Acordar no outro dia e perceber que eu havia conseguido de novo optar por mim,
me fez lembrar de que parar de fumar é uma atitude subjetiva, intransferível e
que sou livre para fumar se quiser. Se
não fumo é por que não quero mesmo.
Agora
tenho internalizado que não fumar é um ato de liberdade e que só as pessoas que
gostam de mim têm direito de abalar as minhas estruturas, para tornar-me mais
forte, mais resistente. E livre.
DIÁRIO DE UMA EX-FUMANTE – Resumo
de maio
Em
maio encontrei uma amiga e um amigo que também deixaram de fumar. Ele estava
ótimo, disse que nem sofreu muito, que olhou para os últimos cigarros e disse
que não queria mais. Pronto, não fumou mais! A minha amiga havia engordado
muito, por isso, estava meio deprimida.
Propus-me
a não dar conselhos aos que fumam, por lembrar o quanto isso me incomodava, mas
a minha amiga já havia parado e precisava de uma ajuda para não voltar ao
vício. Falamos sobre comida saudável, sobre beliscar doces, sobre fazer
exercícios físicos. Aí foi que eu não pude ajudar. Sou aquele tipo que não
suporta puxar ferros, erguer pesos, suar em academias e caminhar em nossas ruas
mal cuidadas e passeios perigosos.
O
ganho de peso é um fator fácil de desistência, por isso, conversamos muito,
minha amiga e eu. Vamos as duas procurar alguma modalidade de ginástica, dança,
seja o que for para exercitar o corpo. Concluímos que devemos achar algo com
método, com atividade que nos agrade. Acho que é como comer e coçar...
Tive
a sensação de que os homens largam do cigarro com mais facilidade e não se
importam muito com o ganho de peso.

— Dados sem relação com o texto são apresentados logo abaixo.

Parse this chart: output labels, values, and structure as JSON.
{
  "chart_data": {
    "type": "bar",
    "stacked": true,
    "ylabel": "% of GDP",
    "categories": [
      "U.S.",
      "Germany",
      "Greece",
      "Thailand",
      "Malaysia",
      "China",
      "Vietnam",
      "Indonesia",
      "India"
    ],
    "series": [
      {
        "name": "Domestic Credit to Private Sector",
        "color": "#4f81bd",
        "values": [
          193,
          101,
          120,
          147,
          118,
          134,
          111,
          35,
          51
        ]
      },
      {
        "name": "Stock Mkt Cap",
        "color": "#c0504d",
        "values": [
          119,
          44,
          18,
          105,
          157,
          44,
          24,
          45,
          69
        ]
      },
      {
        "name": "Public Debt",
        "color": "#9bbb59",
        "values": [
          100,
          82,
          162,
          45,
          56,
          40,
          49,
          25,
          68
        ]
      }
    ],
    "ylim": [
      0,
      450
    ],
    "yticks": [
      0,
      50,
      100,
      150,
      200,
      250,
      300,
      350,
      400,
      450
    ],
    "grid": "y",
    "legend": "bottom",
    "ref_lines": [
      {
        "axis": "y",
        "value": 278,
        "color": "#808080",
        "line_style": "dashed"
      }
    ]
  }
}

As mulheres detestam engordar e sabem que
demora para emagrecer, a não ser que se tome alguma iniciativa eficaz, mas
voltar a fumar é coisa que está descartada.
Pensando
bem, mesmo mais gordinhas, estamos muito mais felizes e sabemos que podemos
incorporar a essa felicidade as maravilhosas endorfinas que a atividade física
nos proporciona. Vamos lá!
DIÁRIO DE UMA EX-FUMANTE
Nos
primeiros quinze dias de junho tivemos de tudo em Passo Fundo. Foram dias
tensos, mas que trouxeram muitas novidades. Já estamos acostumados com a cara
da adversidade, mas não perdemos nossa vocação para promover o bem comum. Vou
procurar elencar o que lembro, para que apreciemos o fato de que o bom superou
o ruim, pelo menos em números.
Tivemos
a destruição de uma vitrine por uma bomba caseira; um bebê de onze meses
colocou uma pedra de crack na boca; índios bloquearam estradas; o preço da
areia para construção subiu; goteiras destruíram documentos do Conselho
Tutelar; câmara autorizou contratação de médicos; houve muitas ações pelo Dia
Mundial do Meio Ambiente; vacinamos contra a pólio; foi desbaratada uma
quadrilha que facilitava emissão de CNH; vendemos horrores para os namorados;
disseram ser possível universalizar o tratamento de esgoto; moradores da
Schisler marcaram os postes sem lâmpadas; contrataram pediatras; começou a
reforma do Lauro Kortz; o Clube Juvenil comemorou 100 anos; interditaram o
Ginásio Teixeirinha; o relógio da Catedral parou; perdemos duas pessoas para o
H1N1 no estado; aterro de Marau teve licença vencida; interditaram uma casa
para idosos. Ufa!
Sem
polyanismo comemoro o saldo positivo e resisto ao datenismo justiceiro com
relação ao negativo. Somos uma cidade
muito parecida com outras, mas é aqui que vivemos e é aqui que queremos ser
felizes. Só podemos agir aqui e agora, sem perder o que nos rodeia de vista.
Proponho
um brinde de água fresca pela primeira quinzena de junho e pelos cinco meses
que não fumo. Pela primeira vez faço uma retrospectiva respirando bem.
DIÁRIO DE UMA
EX-FUMANTE
Parar de fumar é motivo de alegria,
mas nem sempre a primeira tentativa, nem a segunda e, creia, nem a terceira é
bem sucedida.
É necessário que se fale sobre
recaídas, por serem elas que frustram não só a quem parou de fumar, mas à
família e amigos. No caso de termos filhos é visível a decepção.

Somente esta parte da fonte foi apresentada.